Annotated Corpus of Hittite clauses

(Letters, Instructions, with addition of Myths and Prayers)

Maria Molina
The aim of the project is to develop an online syntactically annotated corpus of Hittite, a dead Indo-European language of 18–12 cc. BC.

Nowadays new electronic and online corpora for different languages emerge every new day. Hittite remains practically the only major Indo-European language with a significant corpus of texts without an openly available syntactically annotated corpus. There is neither a UD treebank nor a bank of constituent structures.

As the oldest attested Indo-European language, Hittite proves to be more and more interesting for researchers. Lots of papers on linguistics, including syntax and morphology, have been published during the last decade, so the need for an online Hittite corpus is more and more compelling.

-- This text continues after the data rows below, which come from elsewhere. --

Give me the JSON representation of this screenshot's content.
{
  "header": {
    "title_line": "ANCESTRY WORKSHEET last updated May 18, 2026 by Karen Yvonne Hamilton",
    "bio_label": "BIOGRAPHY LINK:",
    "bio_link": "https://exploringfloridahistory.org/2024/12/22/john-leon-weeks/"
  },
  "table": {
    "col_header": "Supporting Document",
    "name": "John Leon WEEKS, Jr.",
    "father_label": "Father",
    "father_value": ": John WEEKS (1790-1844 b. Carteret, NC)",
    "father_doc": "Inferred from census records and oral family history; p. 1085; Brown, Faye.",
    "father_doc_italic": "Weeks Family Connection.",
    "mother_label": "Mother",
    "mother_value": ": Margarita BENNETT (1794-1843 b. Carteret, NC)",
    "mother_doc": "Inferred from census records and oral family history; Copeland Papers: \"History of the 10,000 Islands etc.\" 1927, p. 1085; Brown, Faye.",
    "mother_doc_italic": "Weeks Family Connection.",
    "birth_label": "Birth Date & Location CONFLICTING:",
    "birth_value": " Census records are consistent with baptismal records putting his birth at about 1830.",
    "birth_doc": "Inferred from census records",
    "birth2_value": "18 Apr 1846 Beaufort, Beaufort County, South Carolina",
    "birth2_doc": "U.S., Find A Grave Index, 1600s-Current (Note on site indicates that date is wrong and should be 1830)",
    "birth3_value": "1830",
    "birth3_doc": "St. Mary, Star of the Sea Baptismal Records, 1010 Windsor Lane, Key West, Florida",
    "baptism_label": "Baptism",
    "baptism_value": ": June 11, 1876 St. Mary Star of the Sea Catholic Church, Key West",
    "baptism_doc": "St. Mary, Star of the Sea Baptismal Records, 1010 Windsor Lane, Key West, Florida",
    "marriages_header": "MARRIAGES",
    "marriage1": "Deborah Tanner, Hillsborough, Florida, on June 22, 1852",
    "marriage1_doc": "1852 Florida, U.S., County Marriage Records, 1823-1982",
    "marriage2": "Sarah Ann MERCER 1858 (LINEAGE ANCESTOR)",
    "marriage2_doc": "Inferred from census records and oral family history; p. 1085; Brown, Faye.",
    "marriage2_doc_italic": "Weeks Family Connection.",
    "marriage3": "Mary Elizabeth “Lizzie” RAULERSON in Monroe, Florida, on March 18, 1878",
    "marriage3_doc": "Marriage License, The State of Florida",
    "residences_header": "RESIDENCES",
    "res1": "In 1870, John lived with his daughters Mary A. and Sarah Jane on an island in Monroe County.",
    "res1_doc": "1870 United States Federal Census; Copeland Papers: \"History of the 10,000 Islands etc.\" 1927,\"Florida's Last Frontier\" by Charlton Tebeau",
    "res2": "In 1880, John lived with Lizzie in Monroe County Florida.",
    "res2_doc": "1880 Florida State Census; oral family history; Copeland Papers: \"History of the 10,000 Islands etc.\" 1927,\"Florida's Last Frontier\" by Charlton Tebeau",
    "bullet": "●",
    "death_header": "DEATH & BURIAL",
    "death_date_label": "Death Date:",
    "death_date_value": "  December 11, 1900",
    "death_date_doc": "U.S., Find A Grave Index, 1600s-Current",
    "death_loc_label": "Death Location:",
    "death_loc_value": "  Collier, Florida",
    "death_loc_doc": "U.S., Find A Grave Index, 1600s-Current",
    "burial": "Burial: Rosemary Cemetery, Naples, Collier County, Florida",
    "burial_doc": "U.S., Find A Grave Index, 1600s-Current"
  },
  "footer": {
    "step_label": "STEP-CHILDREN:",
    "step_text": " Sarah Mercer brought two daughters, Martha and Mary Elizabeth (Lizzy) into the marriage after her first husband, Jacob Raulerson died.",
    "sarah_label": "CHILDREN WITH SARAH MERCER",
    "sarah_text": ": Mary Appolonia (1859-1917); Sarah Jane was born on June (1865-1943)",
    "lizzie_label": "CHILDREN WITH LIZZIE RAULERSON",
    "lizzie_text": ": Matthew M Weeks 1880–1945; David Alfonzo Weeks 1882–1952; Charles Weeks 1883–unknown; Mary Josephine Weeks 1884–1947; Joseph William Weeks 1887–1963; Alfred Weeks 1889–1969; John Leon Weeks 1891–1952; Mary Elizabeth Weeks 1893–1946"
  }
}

The project of a syntactically annotated Hittite corpus started in Moscow in May 2014 at the Institute of Linguistics (Russian Academy of Sciences, Moscow) and managed to annotate around 6000 clauses before 2019. Starting from January 2016, a MsSQL relational database system is being developed for the corpus, with an online search interface and limited public access to the database materials.

In 2020-2022 the project was suspended due to the lack of funding, and the CoViD-19 pandemic. Due to the political situation in Russia, it has moved to Israel together with Maria Molina, the only person responsible for this corpus. The corpus is now represented mostly as a bank of XLS-files, but the process of updating the database has re-started in September 2022. We hope to get the job done before the spring of 2023.

The corpus is based on two publications, Hittite letters by [Hoffner 2009] and Hittite instructions [Miller 2013]. Hittite prayers and myths are also partly included, based on an online corpus of texts by Philipps Universitaet Marburg's project: Gebete der Hethiter.

All texts have been analyzed and digitalized according to the project guidelines.